A Procuradoria-Geral da República (PGR) apresentou um parecer ao Supremo Tribunal Federal (STF) na quinta-feira (18), manifestando-se contra a suspensão da Lei da Dosimetria. Esta norma, vigente desde a promulgação pelo Congresso, permite a redução das penas para indivíduos condenados por atos golpistas ocorridos em 8 de janeiro de 2023, incluindo o ex-presidente Jair Bolsonaro.

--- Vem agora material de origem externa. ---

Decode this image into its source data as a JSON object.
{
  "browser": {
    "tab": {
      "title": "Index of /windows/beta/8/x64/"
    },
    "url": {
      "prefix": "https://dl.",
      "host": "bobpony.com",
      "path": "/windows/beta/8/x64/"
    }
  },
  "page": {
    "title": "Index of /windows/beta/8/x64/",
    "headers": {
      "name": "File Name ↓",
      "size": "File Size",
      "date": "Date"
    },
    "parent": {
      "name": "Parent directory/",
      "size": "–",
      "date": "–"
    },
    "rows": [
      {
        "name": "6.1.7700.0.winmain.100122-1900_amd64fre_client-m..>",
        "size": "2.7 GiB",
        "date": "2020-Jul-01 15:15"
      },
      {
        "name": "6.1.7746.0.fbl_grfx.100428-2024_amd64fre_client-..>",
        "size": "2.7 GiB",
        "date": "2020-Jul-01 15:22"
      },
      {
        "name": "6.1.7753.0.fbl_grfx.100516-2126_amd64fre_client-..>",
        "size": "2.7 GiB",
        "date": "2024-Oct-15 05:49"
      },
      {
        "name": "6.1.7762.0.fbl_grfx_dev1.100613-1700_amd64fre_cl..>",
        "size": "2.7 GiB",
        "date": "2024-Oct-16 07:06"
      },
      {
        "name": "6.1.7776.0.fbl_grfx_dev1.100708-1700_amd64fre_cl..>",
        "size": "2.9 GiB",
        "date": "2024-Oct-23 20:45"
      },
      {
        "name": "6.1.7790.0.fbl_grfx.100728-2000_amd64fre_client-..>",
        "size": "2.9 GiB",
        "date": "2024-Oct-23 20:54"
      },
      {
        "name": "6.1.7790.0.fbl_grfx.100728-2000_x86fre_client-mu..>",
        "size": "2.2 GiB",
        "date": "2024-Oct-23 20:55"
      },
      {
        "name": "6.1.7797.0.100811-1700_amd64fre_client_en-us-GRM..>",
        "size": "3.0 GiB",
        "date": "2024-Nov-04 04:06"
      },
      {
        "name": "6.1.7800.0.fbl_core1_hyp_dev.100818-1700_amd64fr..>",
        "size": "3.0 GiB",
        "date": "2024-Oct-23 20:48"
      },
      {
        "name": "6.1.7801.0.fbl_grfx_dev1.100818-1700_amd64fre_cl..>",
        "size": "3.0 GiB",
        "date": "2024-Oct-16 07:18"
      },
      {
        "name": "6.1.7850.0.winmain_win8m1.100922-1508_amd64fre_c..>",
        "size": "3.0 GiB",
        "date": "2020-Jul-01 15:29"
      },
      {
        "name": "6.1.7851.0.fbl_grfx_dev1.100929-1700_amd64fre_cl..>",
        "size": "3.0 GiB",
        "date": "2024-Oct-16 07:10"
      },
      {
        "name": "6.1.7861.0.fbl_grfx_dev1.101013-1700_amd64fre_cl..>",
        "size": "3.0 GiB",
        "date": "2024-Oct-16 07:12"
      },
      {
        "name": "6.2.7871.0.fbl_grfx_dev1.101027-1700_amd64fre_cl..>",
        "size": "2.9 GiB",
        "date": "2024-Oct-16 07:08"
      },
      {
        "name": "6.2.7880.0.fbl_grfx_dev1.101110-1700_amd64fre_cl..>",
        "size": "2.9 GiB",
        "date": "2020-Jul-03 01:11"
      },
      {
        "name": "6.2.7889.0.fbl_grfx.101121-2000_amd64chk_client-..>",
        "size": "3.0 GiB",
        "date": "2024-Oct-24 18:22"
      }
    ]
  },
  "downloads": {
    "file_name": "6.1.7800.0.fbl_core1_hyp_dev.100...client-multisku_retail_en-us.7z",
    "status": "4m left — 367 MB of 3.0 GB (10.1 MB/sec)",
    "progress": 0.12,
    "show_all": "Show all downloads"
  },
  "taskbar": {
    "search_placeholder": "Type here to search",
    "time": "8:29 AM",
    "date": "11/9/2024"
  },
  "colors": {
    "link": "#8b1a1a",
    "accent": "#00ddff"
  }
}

Contexto da Lei da Dosimetria
Em maio de 2023, partidos como PSOL, PT, PCdoB e PV, juntamente com a Associação Brasileira de Imprensa (ABI), questionaram a validade da Lei da Dosimetria no STF. O projeto foi promulgado após o Congresso derrubar o veto do presidente Luiz Inácio Lula da Silva.
Suspensão e Implicações
O ministro Alexandre de Moraes, relator do caso, decidiu suspender a aplicação da lei até que uma decisão final seja tomada pelo STF. A Advocacia-Geral da União (AGU) já havia se manifestado anteriormente, considerando a norma inconstitucional e argumentando que os atentados à democracia exigem uma resposta rigorosa devido à gravidade dos atos.
Posicionamento da PGR
O procurador-geral da República, Paulo Gonet, defendeu que a Lei n° 15.402/2026 não pode ser considerada inconstitucional apenas por permitir a diminuição das penas. Segundo ele, a norma não especifica beneficiários, não se refere a indivíduos em particular e não está restrita aos eventos de 8 de janeiro, além de não depender de condenações específicas do STF para sua aplicação.
Próximos Passos
Até o momento, a data para o julgamento da questão ainda não foi definida, o que mantém a expectativa em torno da decisão do STF sobre a legitimidade da Lei da Dosimetria.